Takeda has doubled down on KSQ Therapeutics, handing over “double-digit millions of dollars” on day one and committing up to $510 million on the back end to research and validate novel tumor-intrinsic targets.
KSQ began working with Takeda in 2021. That agreement, which was worth $100 million in upfront and preclinical milestone payments, covered two T-cell programs and a discovery program to identify natural killer cell targets. Takeda framed the 2021 pact as part of its push to turn cold tumors hot and redirect the innate immune system.
Now, the Japanese drug developer has found another use for KSQ’s CRISPRomics, a discovery platform the biotech pitches as a way to decode the genome to identify optimal gene targets. In the expanded collaboration, KSQ will apply the platform to novel tumor-intrinsic targets.
Tumor-intrinsic targets include mutated oncogenes, epigenetic changes, dysregulation of transcriptional and signal transduction, aberrant pathway and metabolic activity, and DNA damage responses.
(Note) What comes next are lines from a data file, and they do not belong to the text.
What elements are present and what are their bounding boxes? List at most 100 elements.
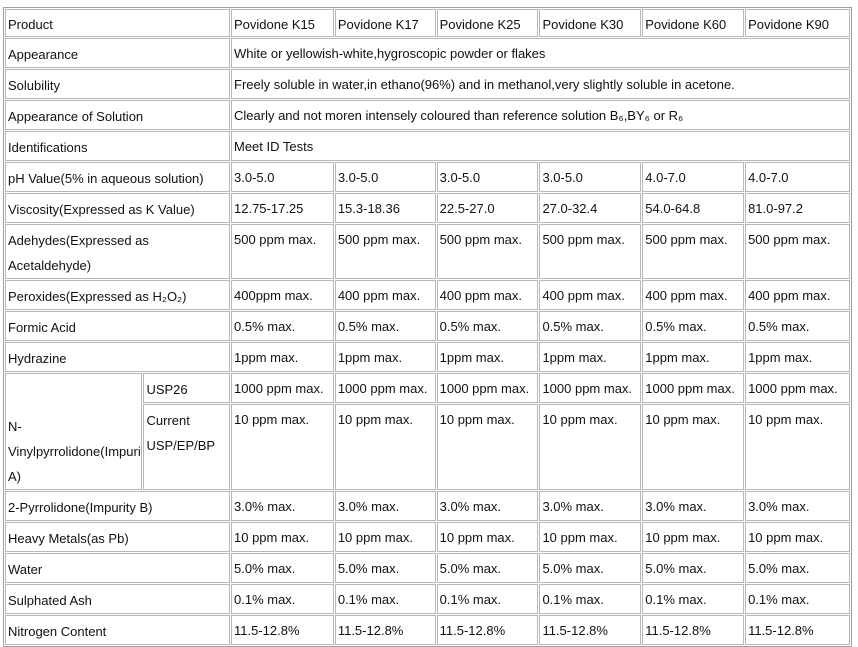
value-cell: 3.0-5.0: [436, 162, 539, 192]
value-cell: 0.1% max.: [745, 584, 850, 614]
table-row: pH Value(5% in aqueous solution) 3.0-5.0 3…: [5, 162, 850, 192]
table-row: Hydrazine 1ppm max. 1ppm max. 1ppm max. 1ppm…: [5, 342, 850, 372]
sub-label: USP26: [143, 373, 230, 403]
value-cell: 10 ppm max.: [334, 404, 436, 490]
page: Product Povidone K15 Povidone K17 Povidone …: [3, 7, 852, 647]
value-cell: 11.5-12.8%: [231, 615, 334, 645]
value-cell: 11.5-12.8%: [436, 615, 539, 645]
value-cell: 3.0% max.: [539, 491, 642, 521]
value-cell: 15.3-18.36: [334, 193, 436, 223]
row-label: Appearance: [5, 38, 230, 68]
row-label: Heavy Metals(as Pb): [5, 522, 230, 552]
row-label: Viscosity(Expressed as K Value): [5, 193, 230, 223]
value-cell: 0.1% max.: [436, 584, 539, 614]
value-cell: 10 ppm max.: [539, 404, 642, 490]
value-cell: 27.0-32.4: [539, 193, 642, 223]
value-cell: 5.0% max.: [642, 553, 745, 583]
value-cell: 400ppm max.: [231, 280, 334, 310]
value-cell: 500 ppm max.: [436, 224, 539, 279]
value-cell: 0.1% max.: [642, 584, 745, 614]
value-cell: 5.0% max.: [231, 553, 334, 583]
value-cell: 0.1% max.: [539, 584, 642, 614]
value-cell: 1000 ppm max.: [436, 373, 539, 403]
value-cell: 1ppm max.: [642, 342, 745, 372]
row-label: 2-Pyrrolidone(Impurity B): [5, 491, 230, 521]
value-cell: White or yellowish-white,hygroscopic pow…: [231, 38, 850, 68]
value-cell: 1000 ppm max.: [745, 373, 850, 403]
row-label: Water: [5, 553, 230, 583]
value-cell: 1ppm max.: [745, 342, 850, 372]
value-cell: 0.5% max.: [745, 311, 850, 341]
value-cell: 5.0% max.: [539, 553, 642, 583]
table-row: N-Vinylpyrrolidone(Impurity A) USP26 1000 …: [5, 373, 850, 490]
value-cell: 10 ppm max.: [231, 522, 334, 552]
row-label: Hydrazine: [5, 342, 230, 372]
value-cell: 22.5-27.0: [436, 193, 539, 223]
table-body: Product Povidone K15 Povidone K17 Povidone …: [5, 9, 850, 645]
table-row: 2-Pyrrolidone(Impurity B) 3.0% max. 3.0% m…: [5, 491, 850, 521]
table-row: Heavy Metals(as Pb) 10 ppm max. 10 ppm max…: [5, 522, 850, 552]
value-cell: 400 ppm max.: [539, 280, 642, 310]
value-cell: 1ppm max.: [334, 342, 436, 372]
table-row: Water 5.0% max. 5.0% max. 5.0% max. 5.0% max…: [5, 553, 850, 583]
value-cell: 3.0% max.: [334, 491, 436, 521]
value-cell: 3.0% max.: [231, 491, 334, 521]
row-label: Adehydes(Expressed as Acetaldehyde): [5, 224, 230, 279]
row-label: Peroxides(Expressed as H₂O₂): [5, 280, 230, 310]
value-cell: 3.0% max.: [436, 491, 539, 521]
value-cell: 0.5% max.: [334, 311, 436, 341]
value-cell: 1000 ppm max.: [642, 373, 745, 403]
value-cell: 0.5% max.: [539, 311, 642, 341]
header-cell: Povidone K25: [436, 9, 539, 37]
value-cell: 10 ppm max.: [436, 404, 539, 490]
value-cell: 1ppm max.: [436, 342, 539, 372]
value-cell: 0.1% max.: [334, 584, 436, 614]
table-row: Current USP/EP/BP 10 ppm max. 10 ppm max. 1…: [5, 404, 850, 490]
table-row: Adehydes(Expressed as Acetaldehyde) 500 p…: [5, 224, 850, 279]
row-label: Sulphated Ash: [5, 584, 230, 614]
row-label: Formic Acid: [5, 311, 230, 341]
value-cell: 0.5% max.: [642, 311, 745, 341]
table-row: Formic Acid 0.5% max. 0.5% max. 0.5% max. 0.…: [5, 311, 850, 341]
value-cell: 400 ppm max.: [436, 280, 539, 310]
table-row: Peroxides(Expressed as H₂O₂) 400ppm max. 4…: [5, 280, 850, 310]
value-cell: 3.0-5.0: [539, 162, 642, 192]
value-cell: 400 ppm max.: [334, 280, 436, 310]
value-cell: 0.5% max.: [231, 311, 334, 341]
value-cell: 5.0% max.: [745, 553, 850, 583]
value-cell: 4.0-7.0: [745, 162, 850, 192]
value-cell: 10 ppm max.: [642, 404, 745, 490]
value-cell: 500 ppm max.: [539, 224, 642, 279]
value-cell: 5.0% max.: [334, 553, 436, 583]
spec-table: Product Povidone K15 Povidone K17 Povidone …: [3, 7, 852, 647]
value-cell: 500 ppm max.: [334, 224, 436, 279]
table-row: Nitrogen Content 11.5-12.8% 11.5-12.8% 11.5…: [5, 615, 850, 645]
value-cell: 10 ppm max.: [436, 522, 539, 552]
value-cell: 5.0% max.: [436, 553, 539, 583]
table-row: Appearance of Solution Clearly and not mo…: [5, 100, 850, 130]
value-cell: 11.5-12.8%: [539, 615, 642, 645]
value-cell: 10 ppm max.: [745, 404, 850, 490]
value-cell: 1000 ppm max.: [334, 373, 436, 403]
value-cell: 3.0-5.0: [334, 162, 436, 192]
row-label: Solubility: [5, 69, 230, 99]
header-cell: Povidone K17: [334, 9, 436, 37]
table-row: Identifications Meet ID Tests: [5, 131, 850, 161]
table-row: Sulphated Ash 0.1% max. 0.1% max. 0.1% max.…: [5, 584, 850, 614]
table-row: Appearance White or yellowish-white,hygro…: [5, 38, 850, 68]
header-cell: Povidone K90: [745, 9, 850, 37]
row-label: Identifications: [5, 131, 230, 161]
header-cell: Povidone K15: [231, 9, 334, 37]
value-cell: 10 ppm max.: [231, 404, 334, 490]
value-cell: 400 ppm max.: [642, 280, 745, 310]
header-label: Product: [5, 9, 230, 37]
header-cell: Povidone K30: [539, 9, 642, 37]
value-cell: 81.0-97.2: [745, 193, 850, 223]
value-cell: 1000 ppm max.: [539, 373, 642, 403]
sub-label: Current USP/EP/BP: [143, 404, 230, 490]
row-label: N-Vinylpyrrolidone(Impurity A): [5, 373, 143, 490]
table-container: Product Povidone K15 Povidone K17 Povidone …: [3, 7, 852, 647]
value-cell: 12.75-17.25: [231, 193, 334, 223]
value-cell: 0.1% max.: [231, 584, 334, 614]
value-cell: Freely soluble in water,in ethano(96%) a…: [231, 69, 850, 99]
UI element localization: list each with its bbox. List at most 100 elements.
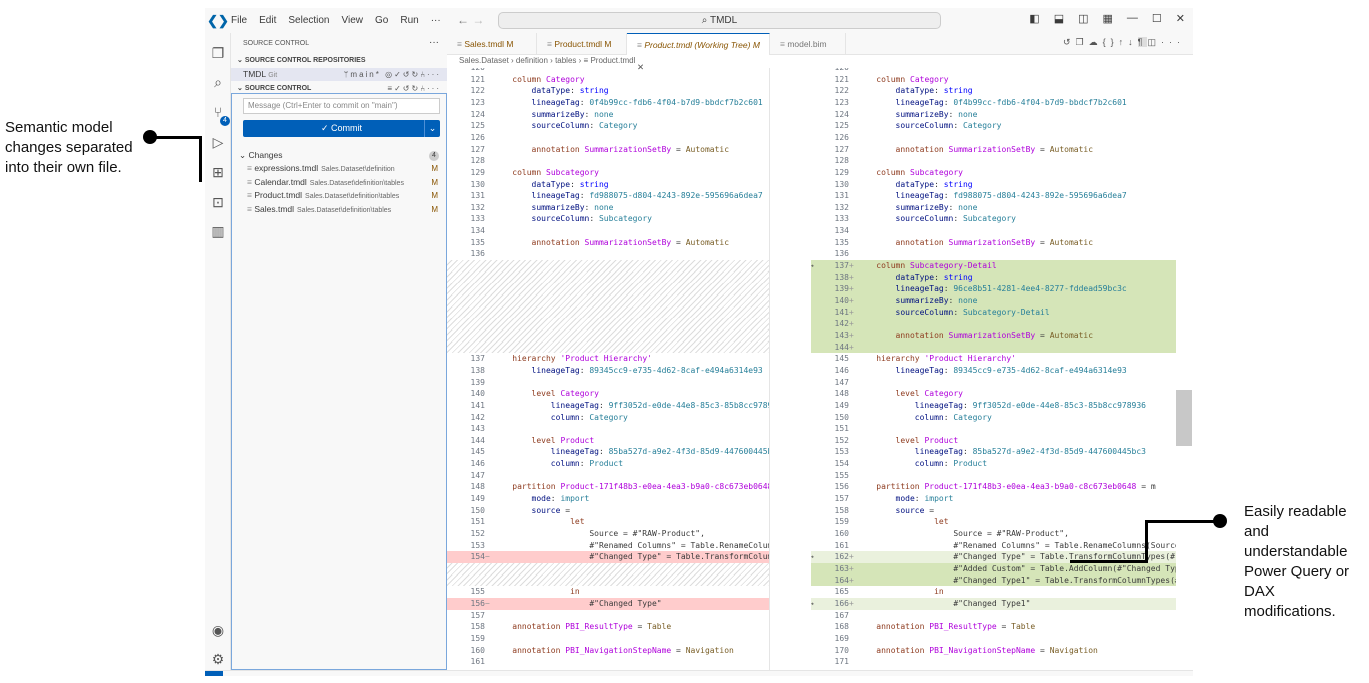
menu-edit[interactable]: Edit xyxy=(259,15,277,26)
menu-bar: File Edit Selection View Go Run ··· xyxy=(231,15,453,26)
search-icon[interactable]: ⌕ xyxy=(214,74,222,90)
close-tab-icon[interactable]: ✕ xyxy=(637,62,645,72)
commit-dropdown-chevron-icon[interactable]: ⌄ xyxy=(424,120,440,137)
code-token xyxy=(493,506,532,515)
account-icon[interactable]: ◉ xyxy=(211,622,225,638)
code-token xyxy=(857,273,896,282)
code-line: 126 xyxy=(447,132,769,144)
toggle-sidebar-icon[interactable]: ◧ xyxy=(1029,13,1040,25)
diff-marker xyxy=(849,505,854,517)
code-token: annotation xyxy=(531,144,580,154)
refresh-icon[interactable]: ↻ xyxy=(411,84,421,93)
breadcrumb-item[interactable]: Sales.Dataset xyxy=(459,56,509,65)
explorer-icon[interactable]: ❐ xyxy=(211,45,225,61)
settings-gear-icon[interactable]: ⚙ xyxy=(211,651,225,667)
tab-product-tmdl[interactable]: ≡ Product.tmdl M xyxy=(537,33,627,55)
view-list-icon[interactable]: ≡ xyxy=(387,84,395,93)
split-editor-icon[interactable]: ◫ xyxy=(1147,37,1161,47)
more-icon[interactable]: ··· xyxy=(1161,37,1185,47)
callout-right: Easily readable and understandable Power… xyxy=(1244,503,1350,620)
code-text: annotation PBI_ResultType = Table xyxy=(493,621,671,633)
diff-marker xyxy=(849,74,854,86)
breadcrumb-item[interactable]: definition xyxy=(515,56,548,65)
history-icon[interactable]: ↺ xyxy=(402,84,412,93)
changed-file-item[interactable]: ≡ Calendar.tmdl Sales.Dataset\definition\… xyxy=(247,176,442,189)
menu-selection[interactable]: Selection xyxy=(288,15,330,26)
code-token: = xyxy=(1035,330,1050,340)
terminal-icon[interactable]: ⊡ xyxy=(212,194,224,210)
changed-file-item[interactable]: ≡ Sales.tmdl Sales.Dataset\definition\tab… xyxy=(247,203,442,216)
breadcrumb-item[interactable]: Product.tmdl xyxy=(590,56,636,65)
repos-section-header[interactable]: ⌄ SOURCE CONTROL REPOSITORIES xyxy=(237,57,366,64)
layout-icon[interactable]: ▦ xyxy=(1102,13,1113,25)
remote-indicator[interactable] xyxy=(205,671,223,676)
revert-arrow-icon[interactable]: → xyxy=(811,552,814,562)
diff-marker xyxy=(485,621,490,633)
minimize-button[interactable]: — xyxy=(1126,12,1138,24)
extensions-icon[interactable]: ⊞ xyxy=(212,164,224,180)
cloud-icon[interactable]: ☁ xyxy=(1088,37,1103,47)
back-arrow-icon[interactable]: ← xyxy=(457,13,469,27)
line-number: 130 xyxy=(834,179,849,189)
revert-arrow-icon[interactable]: → xyxy=(811,598,814,608)
tab-product-working-tree[interactable]: ≡ Product.tmdl (Working Tree) M ✕ xyxy=(627,33,770,72)
menu-more[interactable]: ··· xyxy=(430,15,441,26)
revert-arrow-icon[interactable]: → xyxy=(811,261,814,271)
menu-run[interactable]: Run xyxy=(400,15,419,26)
branch-icon[interactable]: ᛘ xyxy=(343,70,351,79)
graph-icon[interactable]: ⑃ xyxy=(420,70,427,79)
tab-model-bim[interactable]: ≡ model.bim xyxy=(770,33,846,55)
code-line: 157 mode: import xyxy=(811,493,1176,505)
previous-change-icon[interactable]: ↑ xyxy=(1118,37,1129,47)
commit-check-icon[interactable]: ✓ xyxy=(394,84,403,93)
overview-ruler[interactable] xyxy=(1176,390,1192,446)
source-control-icon[interactable]: ⑂ 4 xyxy=(208,104,230,126)
graph-icon[interactable]: ⑃ xyxy=(420,84,427,93)
changed-file-item[interactable]: ≡ expressions.tmdl Sales.Dataset\definiti… xyxy=(247,162,442,175)
menu-go[interactable]: Go xyxy=(375,15,389,26)
refresh-icon[interactable]: ↻ xyxy=(411,70,421,79)
code-token: 9ff3052d-e0de-44e8-85c3-85b8cc978936 xyxy=(972,400,1146,410)
line-number: 139 xyxy=(834,284,849,294)
pilcrow-icon[interactable]: ¶ xyxy=(1137,37,1148,47)
whitespace-icon[interactable]: {} xyxy=(1102,37,1119,47)
close-button[interactable]: ✕ xyxy=(1175,13,1185,25)
code-text: dataType: string xyxy=(857,85,973,97)
tab-sales-tmdl[interactable]: ≡ Sales.tmdl M xyxy=(447,33,537,55)
toggle-panel-icon[interactable]: ⬓ xyxy=(1053,13,1065,25)
commit-message-input[interactable]: Message (Ctrl+Enter to commit on "main") xyxy=(243,98,440,114)
branch-name[interactable]: main* xyxy=(350,70,381,79)
next-change-icon[interactable]: ↓ xyxy=(1128,37,1138,47)
menu-file[interactable]: File xyxy=(231,15,248,26)
changed-file-item[interactable]: ≡ Product.tmdl Sales.Dataset\definition\t… xyxy=(247,189,442,202)
line-number: 164 xyxy=(834,575,849,585)
tab-status: M xyxy=(506,39,514,49)
eye-icon[interactable]: ◎ xyxy=(385,70,395,79)
maximize-button[interactable]: ☐ xyxy=(1151,13,1162,25)
toggle-secondary-sidebar-icon[interactable]: ◫ xyxy=(1078,13,1089,25)
more-actions-icon[interactable]: ··· xyxy=(429,37,439,48)
menu-view[interactable]: View xyxy=(341,15,364,26)
more-icon[interactable]: ··· xyxy=(427,84,441,93)
history-icon[interactable]: ↺ xyxy=(402,70,412,79)
check-icon[interactable]: ✓ xyxy=(394,70,403,79)
code-token: let xyxy=(934,517,949,527)
command-center[interactable]: ⌕ TMDL xyxy=(498,12,941,29)
repo-row-tmdl[interactable]: TMDL Git ᛘmain* ◎✓↺↻⑃··· xyxy=(231,68,447,81)
code-line: 123 lineageTag: 0f4b99cc-fdb6-4f04-b7d9-… xyxy=(447,97,769,109)
history-icon[interactable]: ↺ xyxy=(1063,37,1076,47)
open-file-icon[interactable]: ❐ xyxy=(1075,37,1089,47)
line-number: 140 xyxy=(470,389,485,399)
source-control-section-header[interactable]: ⌄ SOURCE CONTROL ≡✓↺↻⑃··· xyxy=(237,84,441,93)
changes-group-header[interactable]: ⌄ Changes 4 xyxy=(231,149,447,162)
run-debug-icon[interactable]: ▷ xyxy=(212,134,224,150)
more-icon[interactable]: ··· xyxy=(427,70,441,79)
commit-button[interactable]: ✓ Commit ⌄ xyxy=(243,120,440,137)
forward-arrow-icon[interactable]: → xyxy=(472,13,485,27)
breadcrumb-item[interactable]: tables xyxy=(555,56,577,65)
code-token xyxy=(857,98,896,107)
chart-icon[interactable]: ▥ xyxy=(211,223,225,239)
code-token: none xyxy=(594,202,614,212)
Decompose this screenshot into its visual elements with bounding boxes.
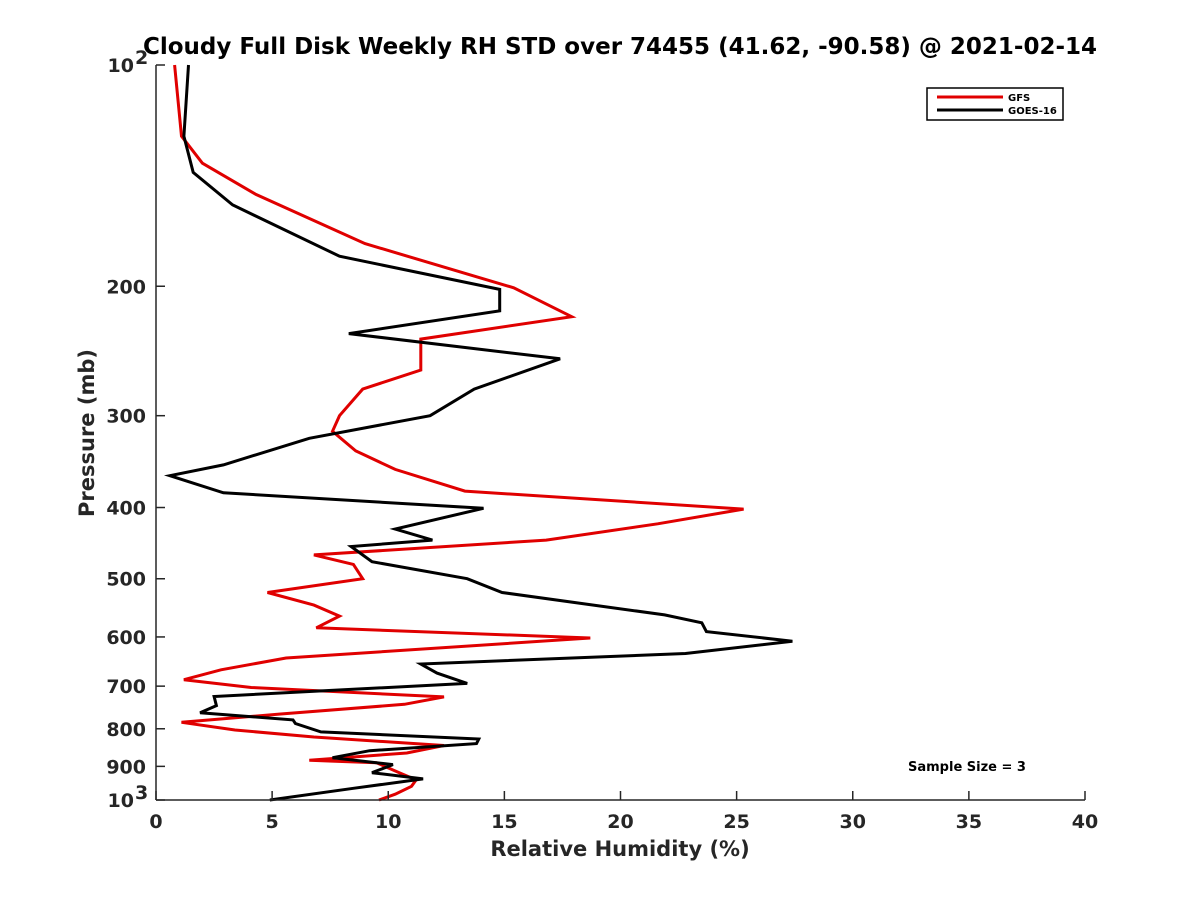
- x-tick-label: 30: [840, 811, 866, 833]
- y-tick-label: 700: [106, 676, 146, 698]
- y-axis-label: Pressure (mb): [75, 349, 99, 517]
- y-tick-label: 600: [106, 627, 146, 649]
- x-tick-label: 0: [149, 811, 162, 833]
- x-tick-label: 20: [607, 811, 633, 833]
- y-tick-label: 300: [106, 406, 146, 428]
- x-tick-label: 5: [266, 811, 279, 833]
- y-tick-label: 10: [108, 790, 134, 812]
- x-axis-ticks: 0 5 10 15 20 25 30 35 40: [149, 791, 1098, 833]
- y-tick-label: 200: [106, 276, 146, 298]
- x-axis-label: Relative Humidity (%): [490, 837, 749, 861]
- series-line-1: [163, 64, 793, 802]
- y-tick-label: 900: [106, 756, 146, 778]
- y-tick-label: 500: [106, 569, 146, 591]
- legend-label: GOES-16: [1008, 106, 1057, 117]
- y-tick-label: 800: [106, 719, 146, 741]
- x-tick-label: 15: [491, 811, 517, 833]
- series-line-0: [173, 64, 744, 802]
- y-tick-exponent: 3: [135, 782, 148, 804]
- y-tick-label: 400: [106, 498, 146, 520]
- x-tick-label: 25: [723, 811, 749, 833]
- y-tick-exponent: 2: [135, 47, 148, 69]
- legend-label: GFS: [1008, 93, 1030, 104]
- chart-title: Cloudy Full Disk Weekly RH STD over 7445…: [143, 34, 1097, 60]
- sample-size-annotation: Sample Size = 3: [908, 760, 1026, 775]
- y-tick-label: 10: [108, 55, 134, 77]
- x-tick-label: 10: [375, 811, 401, 833]
- x-tick-label: 40: [1072, 811, 1098, 833]
- legend: GFS GOES-16: [926, 87, 1064, 121]
- x-tick-label: 35: [956, 811, 982, 833]
- legend-box: [926, 87, 1064, 121]
- plot-lines: [163, 64, 793, 802]
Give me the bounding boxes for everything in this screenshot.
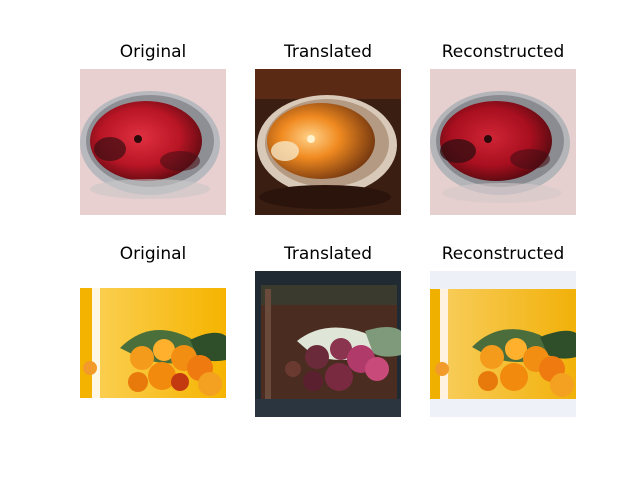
panel-title: Reconstructed xyxy=(441,244,565,264)
panel-row1-reconstructed: Reconstructed xyxy=(430,42,576,217)
panel-row1-original: Original xyxy=(80,42,226,217)
panel-title: Original xyxy=(119,42,187,62)
panel-row2-reconstructed: Reconstructed xyxy=(430,244,576,419)
panel-title: Translated xyxy=(284,42,372,62)
panel-title: Original xyxy=(119,244,187,264)
image-oranges-original xyxy=(80,288,226,398)
image-apple-original xyxy=(80,69,226,215)
image-oranges-translated xyxy=(255,271,401,417)
panel-title: Reconstructed xyxy=(441,42,565,62)
panel-title: Translated xyxy=(284,244,372,264)
image-apple-translated xyxy=(255,69,401,215)
image-apple-reconstructed xyxy=(430,69,576,215)
panel-row2-original: Original xyxy=(80,244,226,419)
image-oranges-reconstructed xyxy=(430,271,576,417)
panel-row1-translated: Translated xyxy=(255,42,401,217)
panel-row2-translated: Translated xyxy=(255,244,401,419)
KSQ’s statement about the deal lacks details about what the collaboration covers beyond the fact it will focus on tumor-intrinsic targets.
Takeda is making an upfront payment and an investment in “the double-digit millions of dollars” to land the deal. The company’s willingness to hand over the cash, with more to follow as the programs advance, is an indication that the relationship it formed with KSQ in 2021 has worked out well so far.
As is typical for early-stage deals involving private biotechs, little news about the progress of the original alliance has emerged since the partners disclosed the agreement in 2021. KSQ CEO Qasim Rizvi used the news of the expanded agreement to share a small update on the earlier deal, revealing in a statement that the collaboration “has already achieved several research milestones.”